Heh. I know quite a lot of people who've tried this, and quickly learned the downside of any sort of centralized or "cloud" computing model: If you miss a payment, all your stuff disappears. Sometimes permanently.
And most of the ISPs who provided the early online storage to customers turned out to have contracts saying that putting a file on their server automatically transfers the copyright to the ISP. I know several friends in bands who tried this and learned the hard way that they had assigned the copyrights to all their work to their ISP, who found things that they liked and used in ads. Other people stored pictures of their kids, pets, etc. on "their" web site, and found the ISP using their photos in ads. Remember the fuss when msn.com was caught doing this, and MSN's reps quoted that passage in their contract?
I also have a couple of friends who lost a parent who had been keeping personal info (pics, diaries, etc.) on a hosted site. They were a bit upset to find that after the parent's death, they had no legal access to anything on the site, because the parent hadn't thought to will it to them. And after a few months, the parent's "site" was purged and lost forever.
Going back a bit, one of the original reasons for the rapid adoption of "personal computers" in work environments back in the 1980s was the growing problem of corporate data centers that more and more controlled what employees were permitted to do on the mainframe. Departments learned that if they wanted the computing capability that they needed, the easiest way was with a little computer that the department owned, and which the data center had no control over.
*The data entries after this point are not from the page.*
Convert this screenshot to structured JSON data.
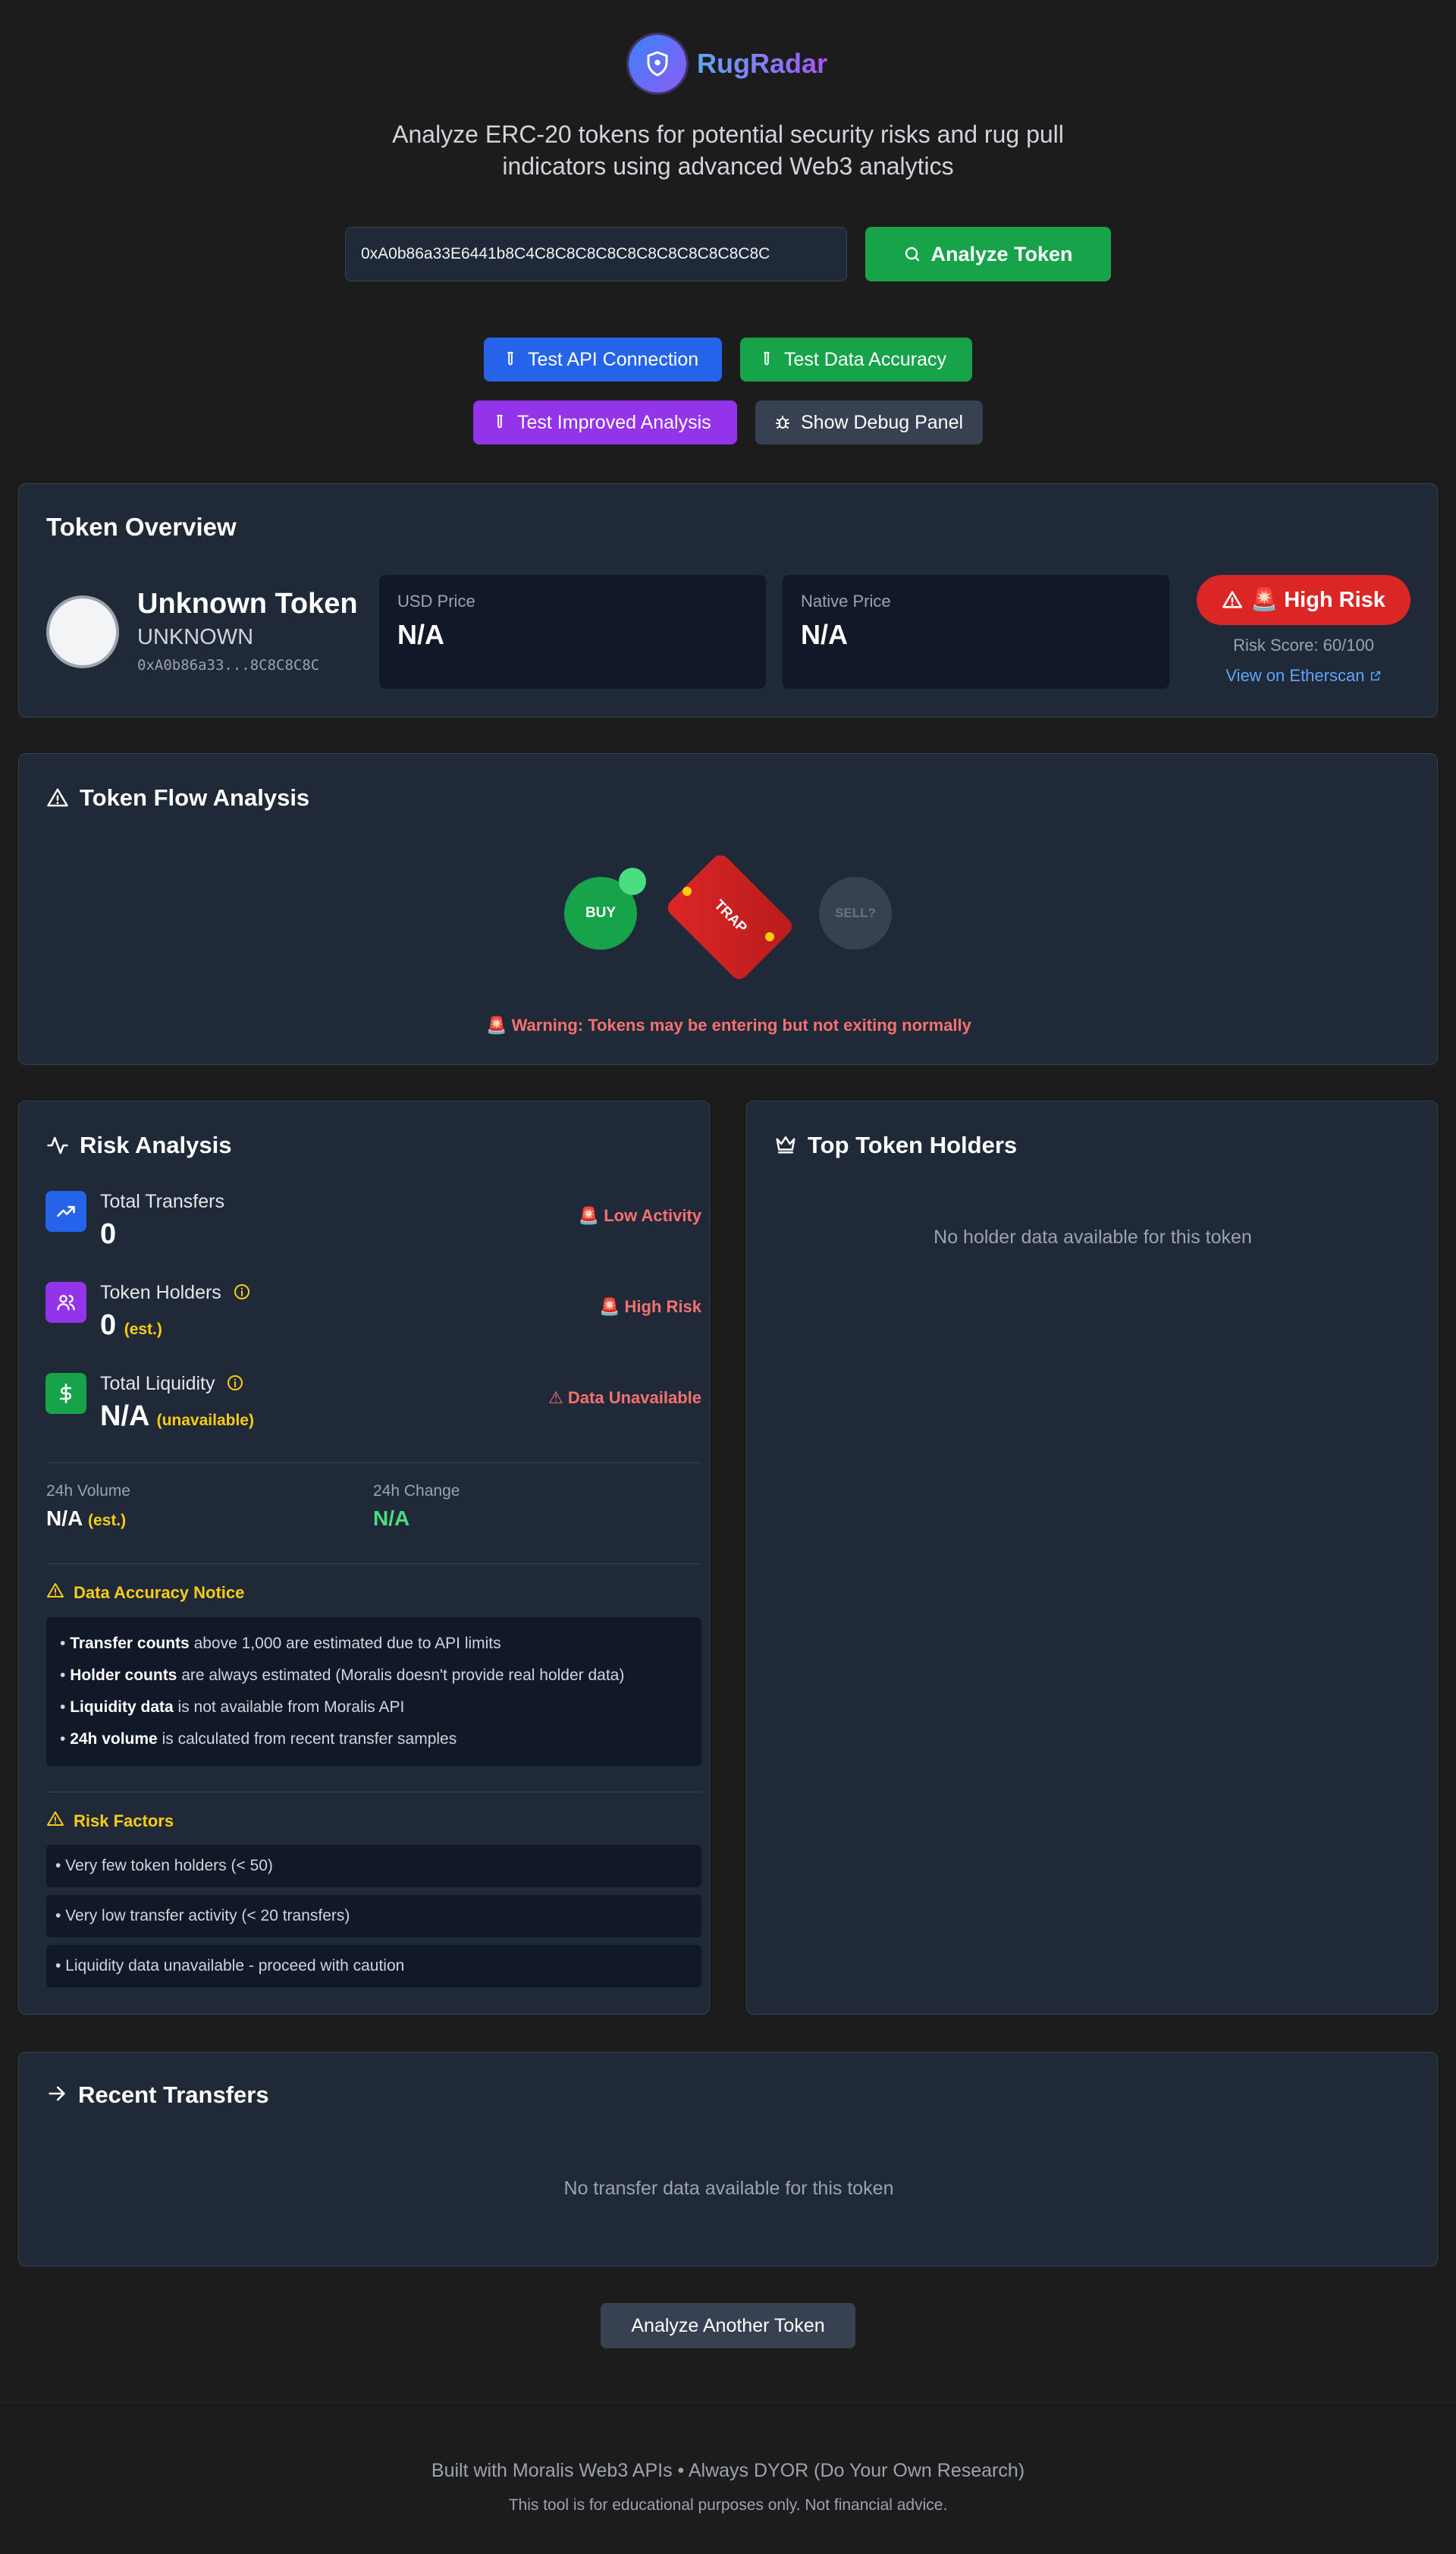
{
  "app": {
    "name": "RugRadar",
    "tagline": "Analyze ERC-20 tokens for potential security risks and rug pull indicators using advanced Web3 analytics",
    "accent_blue": "#3b82f6",
    "accent_purple": "#a855f7"
  },
  "search": {
    "value": "0xA0b86a33E6441b8C4C8C8C8C8C8C8C8C8C8C8C8C",
    "analyze_label": "Analyze Token"
  },
  "test_buttons": {
    "api_label": "Test API Connection",
    "accuracy_label": "Test Data Accuracy",
    "improved_label": "Test Improved Analysis",
    "debug_label": "Show Debug Panel"
  },
  "overview": {
    "title": "Token Overview",
    "token_name": "Unknown Token",
    "token_symbol": "UNKNOWN",
    "token_address": "0xA0b86a33...8C8C8C8C",
    "usd_price_label": "USD Price",
    "usd_price_value": "N/A",
    "native_price_label": "Native Price",
    "native_price_value": "N/A",
    "risk_badge": "🚨 High Risk",
    "risk_score": "Risk Score: 60/100",
    "etherscan_link": "View on Etherscan"
  },
  "flow": {
    "title": "Token Flow Analysis",
    "buy_label": "BUY",
    "trap_label": "TRAP",
    "sell_label": "SELL?",
    "warning": "🚨 Warning: Tokens may be entering but not exiting normally"
  },
  "risk": {
    "title": "Risk Analysis",
    "transfers_label": "Total Transfers",
    "transfers_value": "0",
    "transfers_status": "🚨 Low Activity",
    "holders_label": "Token Holders",
    "holders_value": "0",
    "holders_est": "(est.)",
    "holders_status": "🚨 High Risk",
    "liquidity_label": "Total Liquidity",
    "liquidity_value": "N/A",
    "liquidity_note": "(unavailable)",
    "liquidity_status": "⚠ Data Unavailable",
    "volume_label": "24h Volume",
    "volume_value": "N/A",
    "volume_est": "(est.)",
    "change_label": "24h Change",
    "change_value": "N/A",
    "notice_title": "Data Accuracy Notice",
    "notice_items": [
      {
        "bold": "Transfer counts",
        "rest": " above 1,000 are estimated due to API limits"
      },
      {
        "bold": "Holder counts",
        "rest": " are always estimated (Moralis doesn't provide real holder data)"
      },
      {
        "bold": "Liquidity data",
        "rest": " is not available from Moralis API"
      },
      {
        "bold": "24h volume",
        "rest": " is calculated from recent transfer samples"
      }
    ],
    "factors_title": "Risk Factors",
    "factors": [
      "• Very few token holders (< 50)",
      "• Very low transfer activity (< 20 transfers)",
      "• Liquidity data unavailable - proceed with caution"
    ]
  },
  "holders": {
    "title": "Top Token Holders",
    "empty": "No holder data available for this token"
  },
  "transfers": {
    "title": "Recent Transfers",
    "empty": "No transfer data available for this token"
  },
  "analyze_another": "Analyze Another Token",
  "footer": {
    "line1": "Built with Moralis Web3 APIs • Always DYOR (Do Your Own Research)",
    "line2": "This tool is for educational purposes only. Not financial advice."
  }
}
This is a continuing battle in corporations everywhere, with no end in sight.
It's an old story. If you don't own the machine(s) that hold your data, you don't own the data, and you have no say in how it may be used. If this means anything to you, you'd be an idiot to trust your data to an organization that views you as a source of income. You need, and will always need, a computer system that you completely control. (And you need it backed up - on your own hardware, not on someone else's. ;-)
Those who do study history are doomed to stand helplessly by while everyone else repeats it.